Additionally, there are few guidelines on management of CPAP titration failure, although
commonly used modalities include bilevel PAP for pressure intolerance, ASV and bilevel
PAP ST for TE-CSA. Bilevel PAP has been advocated as a rescue therapy by several groups
in the setting of poor CPAP adherence or CPAP intolerance[20]. One recent study[20], which used auto-bilevel PAP reported a substantial improvement of AHI for both
CPAP-intolerant and TE-CSA groups. In another study, bilevel PAP ST improved the AHI
in patients with CPAP failure[23]. However, in this study, minimal oxygen saturation at baseline of the patient population
was considerably higher at 92.9±1.8% than our study population, which had a minimum
oxygen saturation of 74% (62, 85), suggesting that our patients had more severe underlying
cardiopulmonary disease.
A recent large randomized controlled study showed that ASV was more effective in reducing
AHI and improving oxygenation than CPAP[25]. In this study, sleep architecture variables were not provided. Additionally, a
recent study in heart failure patients demonstrated increased mortality with ASV[26]. As 37.8% of our patients had a known comorbidity of congestive heart failure, it
is likely that ASV may not be recommended for use in many patients as rescue treatment.
Our study is one of the first to evaluate the effectiveness of AVAPS treatment in
OSA with CPAP treatment failure during all-night in-laboratory titration. Given that
CPAP treatment failure can lead to many patients with OSA in whom treatment cannot
be offered, the results suggest that AVAPS may be an effective alternative. Consistent
with our results, a case report describing very severe OSA in a pediatric patient
with CPAP treatment failure showed that AVAPS successfully treated the condition,
avoiding tracheostomy[28].
In our study, we demonstrated that BMI was the only factor correlated with the magnitude
of the improvement in AHI (∆AHI); the greater the BMI, the less the effect of AVAPS
relative to baseline PSG. These results agree with previous studies showing that obesity
is associated with greater CPAP titration failure rate[11]. The reasons for this remain unclear. However, the critical closing pressure (passive),
which represents the tendency for the upper airway to collapse, is known to be correlated
with BMI[43]-[45], and is thought to mediate this correlation. The larger the BMI, the the greater
the tendency was for the upper airway to collapse, and the smaller the expected benefit
of AVAPS. Unfortunately, we did not have data on daytime PaO2 or PaCO2 in most of our patients.
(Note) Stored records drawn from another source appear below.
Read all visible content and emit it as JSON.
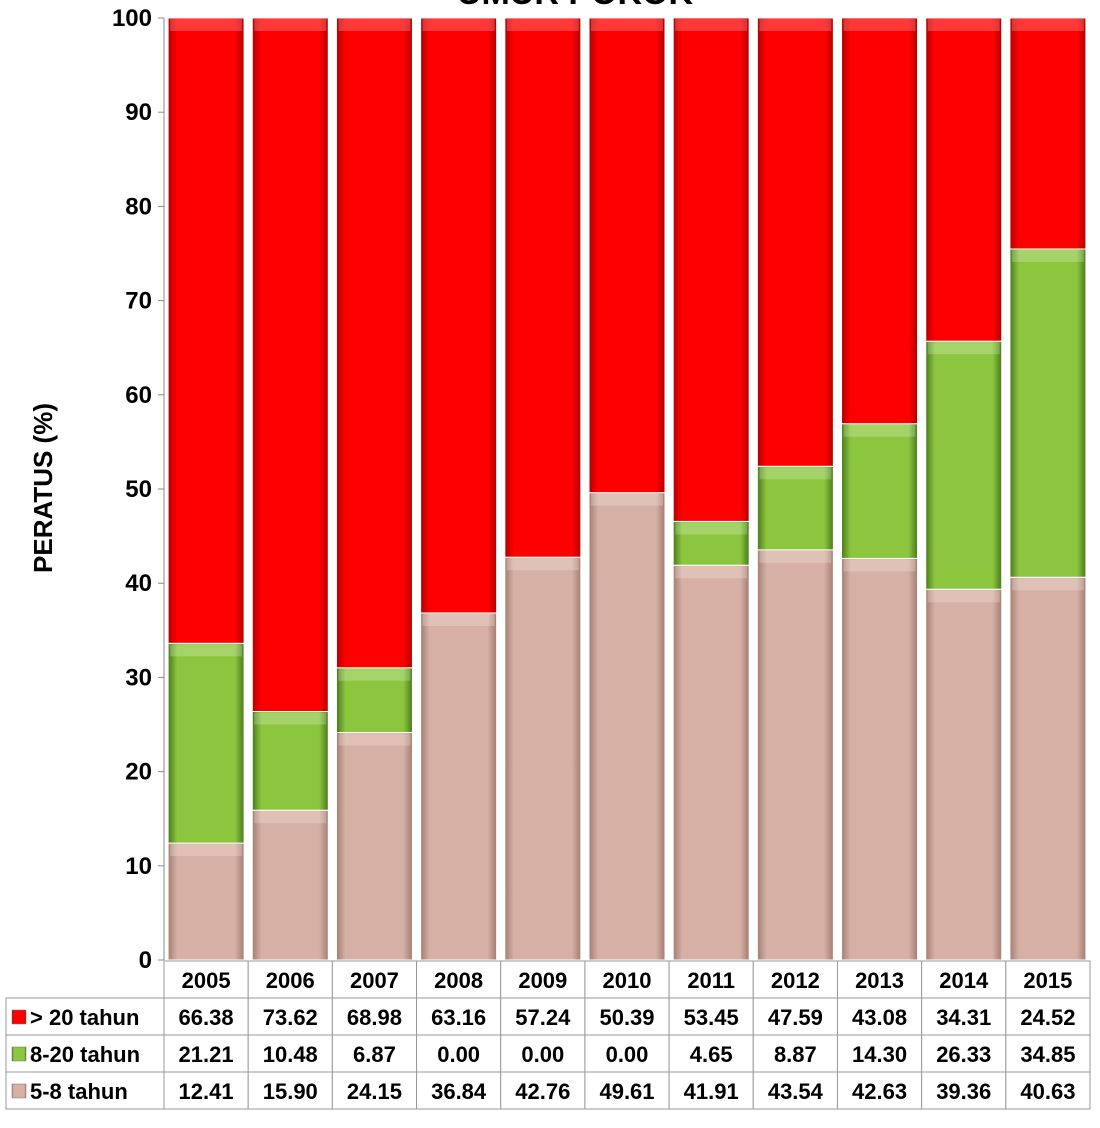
{
  "chart_data": {
    "type": "bar",
    "stacked": true,
    "title": "UMUR POKOK",
    "xlabel": "",
    "ylabel": "PERATUS (%)",
    "ylim": [
      0,
      100
    ],
    "yticks": [
      0,
      10,
      20,
      30,
      40,
      50,
      60,
      70,
      80,
      90,
      100
    ],
    "grid": false,
    "legend": "data-table-left",
    "categories": [
      "2005",
      "2006",
      "2007",
      "2008",
      "2009",
      "2010",
      "2011",
      "2012",
      "2013",
      "2014",
      "2015"
    ],
    "series": [
      {
        "name": "5-8 tahun",
        "color": "#cfa79b",
        "values": [
          12.41,
          15.9,
          24.15,
          36.84,
          42.76,
          49.61,
          41.91,
          43.54,
          42.63,
          39.36,
          40.63
        ],
        "labels": [
          "12.41",
          "15.90",
          "24.15",
          "36.84",
          "42.76",
          "49.61",
          "41.91",
          "43.54",
          "42.63",
          "39.36",
          "40.63"
        ]
      },
      {
        "name": "8-20 tahun",
        "color": "#7fbf3a",
        "values": [
          21.21,
          10.48,
          6.87,
          0.0,
          0.0,
          0.0,
          4.65,
          8.87,
          14.3,
          26.33,
          34.85
        ],
        "labels": [
          "21.21",
          "10.48",
          "6.87",
          "0.00",
          "0.00",
          "0.00",
          "4.65",
          "8.87",
          "14.30",
          "26.33",
          "34.85"
        ]
      },
      {
        "name": "> 20 tahun",
        "color": "#ff0000",
        "values": [
          66.38,
          73.62,
          68.98,
          63.16,
          57.24,
          50.39,
          53.45,
          47.59,
          43.08,
          34.31,
          24.52
        ],
        "labels": [
          "66.38",
          "73.62",
          "68.98",
          "63.16",
          "57.24",
          "50.39",
          "53.45",
          "47.59",
          "43.08",
          "34.31",
          "24.52"
        ]
      }
    ],
    "table_row_order": [
      "> 20 tahun",
      "8-20 tahun",
      "5-8 tahun"
    ]
  }
}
It has been reported that patients with lower PaO2 and higher PaCO2 are more likely to develop TE-CSA[11].
This study suggests the efficacy of AVAPS in patients meeting our inclusion criteria.
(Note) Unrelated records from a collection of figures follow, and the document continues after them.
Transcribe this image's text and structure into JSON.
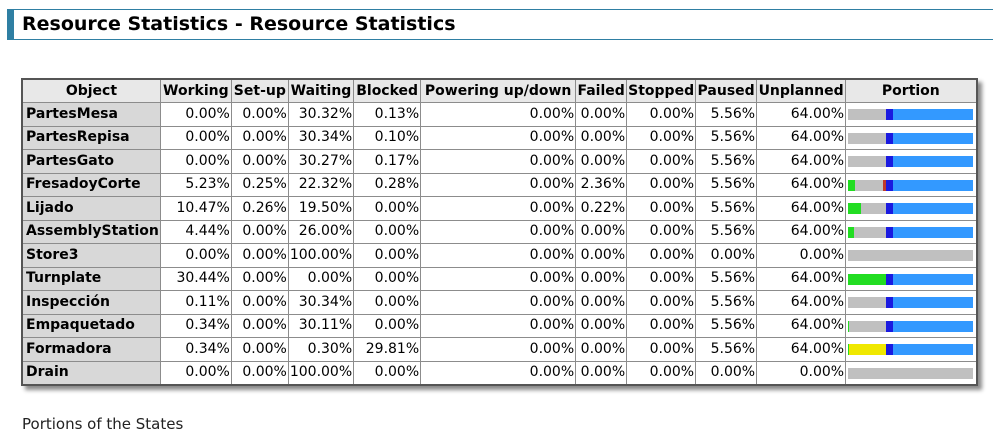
{
  "title": "Resource Statistics - Resource Statistics",
  "caption": "Portions of the States",
  "columns": [
    "Object",
    "Working",
    "Set-up",
    "Waiting",
    "Blocked",
    "Powering up/down",
    "Failed",
    "Stopped",
    "Paused",
    "Unplanned",
    "Portion"
  ],
  "colors": {
    "working": "#22dd22",
    "setup": "#d8d84a",
    "waiting": "#c0c0c0",
    "blocked": "#f0e800",
    "failed": "#c0392b",
    "paused": "#1a1ae0",
    "unplanned": "#3399ff",
    "title_accent": "#2f7fa3"
  },
  "rows": [
    {
      "name": "PartesMesa",
      "working": "0.00%",
      "setup": "0.00%",
      "waiting": "30.32%",
      "blocked": "0.13%",
      "powering": "0.00%",
      "failed": "0.00%",
      "stopped": "0.00%",
      "paused": "5.56%",
      "unplanned": "64.00%"
    },
    {
      "name": "PartesRepisa",
      "working": "0.00%",
      "setup": "0.00%",
      "waiting": "30.34%",
      "blocked": "0.10%",
      "powering": "0.00%",
      "failed": "0.00%",
      "stopped": "0.00%",
      "paused": "5.56%",
      "unplanned": "64.00%"
    },
    {
      "name": "PartesGato",
      "working": "0.00%",
      "setup": "0.00%",
      "waiting": "30.27%",
      "blocked": "0.17%",
      "powering": "0.00%",
      "failed": "0.00%",
      "stopped": "0.00%",
      "paused": "5.56%",
      "unplanned": "64.00%"
    },
    {
      "name": "FresadoyCorte",
      "working": "5.23%",
      "setup": "0.25%",
      "waiting": "22.32%",
      "blocked": "0.28%",
      "powering": "0.00%",
      "failed": "2.36%",
      "stopped": "0.00%",
      "paused": "5.56%",
      "unplanned": "64.00%"
    },
    {
      "name": "Lijado",
      "working": "10.47%",
      "setup": "0.26%",
      "waiting": "19.50%",
      "blocked": "0.00%",
      "powering": "0.00%",
      "failed": "0.22%",
      "stopped": "0.00%",
      "paused": "5.56%",
      "unplanned": "64.00%"
    },
    {
      "name": "AssemblyStation",
      "working": "4.44%",
      "setup": "0.00%",
      "waiting": "26.00%",
      "blocked": "0.00%",
      "powering": "0.00%",
      "failed": "0.00%",
      "stopped": "0.00%",
      "paused": "5.56%",
      "unplanned": "64.00%"
    },
    {
      "name": "Store3",
      "working": "0.00%",
      "setup": "0.00%",
      "waiting": "100.00%",
      "blocked": "0.00%",
      "powering": "0.00%",
      "failed": "0.00%",
      "stopped": "0.00%",
      "paused": "0.00%",
      "unplanned": "0.00%"
    },
    {
      "name": "Turnplate",
      "working": "30.44%",
      "setup": "0.00%",
      "waiting": "0.00%",
      "blocked": "0.00%",
      "powering": "0.00%",
      "failed": "0.00%",
      "stopped": "0.00%",
      "paused": "5.56%",
      "unplanned": "64.00%"
    },
    {
      "name": "Inspección",
      "working": "0.11%",
      "setup": "0.00%",
      "waiting": "30.34%",
      "blocked": "0.00%",
      "powering": "0.00%",
      "failed": "0.00%",
      "stopped": "0.00%",
      "paused": "5.56%",
      "unplanned": "64.00%"
    },
    {
      "name": "Empaquetado",
      "working": "0.34%",
      "setup": "0.00%",
      "waiting": "30.11%",
      "blocked": "0.00%",
      "powering": "0.00%",
      "failed": "0.00%",
      "stopped": "0.00%",
      "paused": "5.56%",
      "unplanned": "64.00%"
    },
    {
      "name": "Formadora",
      "working": "0.34%",
      "setup": "0.00%",
      "waiting": "0.30%",
      "blocked": "29.81%",
      "powering": "0.00%",
      "failed": "0.00%",
      "stopped": "0.00%",
      "paused": "5.56%",
      "unplanned": "64.00%"
    },
    {
      "name": "Drain",
      "working": "0.00%",
      "setup": "0.00%",
      "waiting": "100.00%",
      "blocked": "0.00%",
      "powering": "0.00%",
      "failed": "0.00%",
      "stopped": "0.00%",
      "paused": "0.00%",
      "unplanned": "0.00%"
    }
  ]
}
Larger studies should be carried out to determine specific criteria for using AVAPS
in patients with CPAP titration failure. A further limitation of this study is that
this was a retrospective review of a single center’s experience with a small number
of patients. Larger multicenter trials could allow a larger number of patients using
a greater range of settings. A strength of this study is that the included cases consisted
of a varied range of demographics and comorbidities that would also be seen in the
general population.
CONCLUSION
For patients with OSA for whom CPAP titration failed, titration with AVAPS was an
effective rescue treatment option for many patients. More studies are needed to determine
the role of this NIV mode in patients with OSA who fail a traditional CPAP titration.